İsrail, Türkiye'ye neden saldıramazdan başlayalım:
İsrail, Gazze'den sonra Lübnan'a saldırdı ve Golan Tepeleri bölgesinin tamamına el koyup, su kaynaklarını kontrol altına almak için de Suriye’de ve şama yakın yerleri işgal etti. Yetmedi İran cephesini açtı . Bunlara şuan Yemen cephesi de eklendi. Yani İsrail'in karşısında Hamas, Hizbullah, Suriye, Lübnan, İran ve Husiler var.

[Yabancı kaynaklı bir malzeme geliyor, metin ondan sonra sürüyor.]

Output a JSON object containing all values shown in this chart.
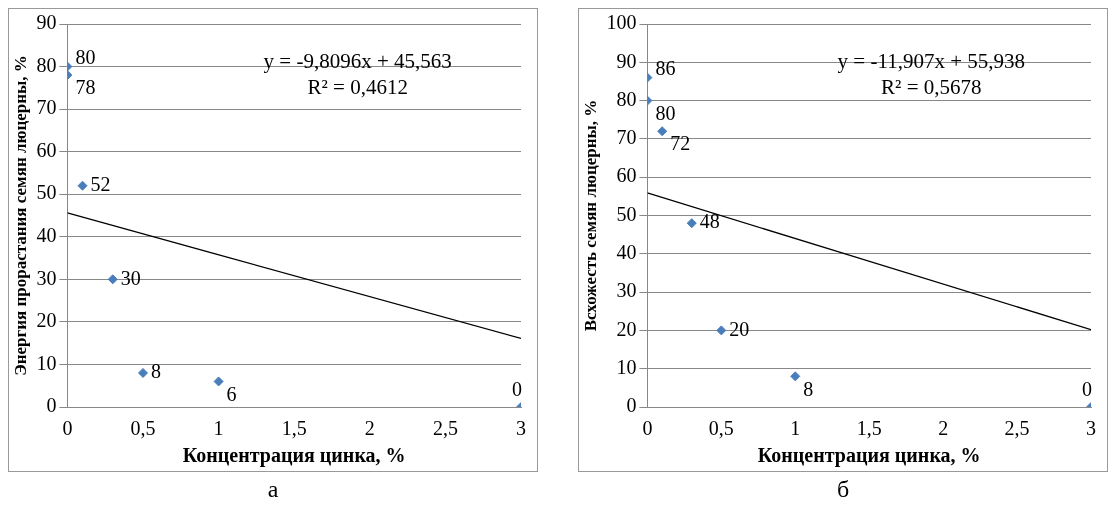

Bunlara Irak'tan Haşdi Şabi güçlerini de ekleyelim. İran hariç Düzenli ordu olmayan tüm bu vekil güçlerle konvansiyonel bir savaş yapamadığı için İsrail ordusu net ve kalıcı sonuçlar alamıyor ve alamayacak.
İran ile savaşında Amerika’nın desteğiyle hava harekatı düzenledi, ama başarılı olamadı. İsrail’in demir kubbesinin yıkılışını seyrettik. İran’dan atılan Yüzlerce füzeler demir kubbeyi delip geçti. İsrail en kısa zamanda ateşkes antlaşması yapmak zorunda kaldı.
İsrail , Amerika’nın desteği olmadan 1200 km uzaklıktaki İran'a kara harekâtı düzenlemesi ve bu ülke ile de konvansiyonel bir savaş yapması mümkün değil. Geriye sadece yapay zekayı da kullanacağı hava harekatları kalıyor.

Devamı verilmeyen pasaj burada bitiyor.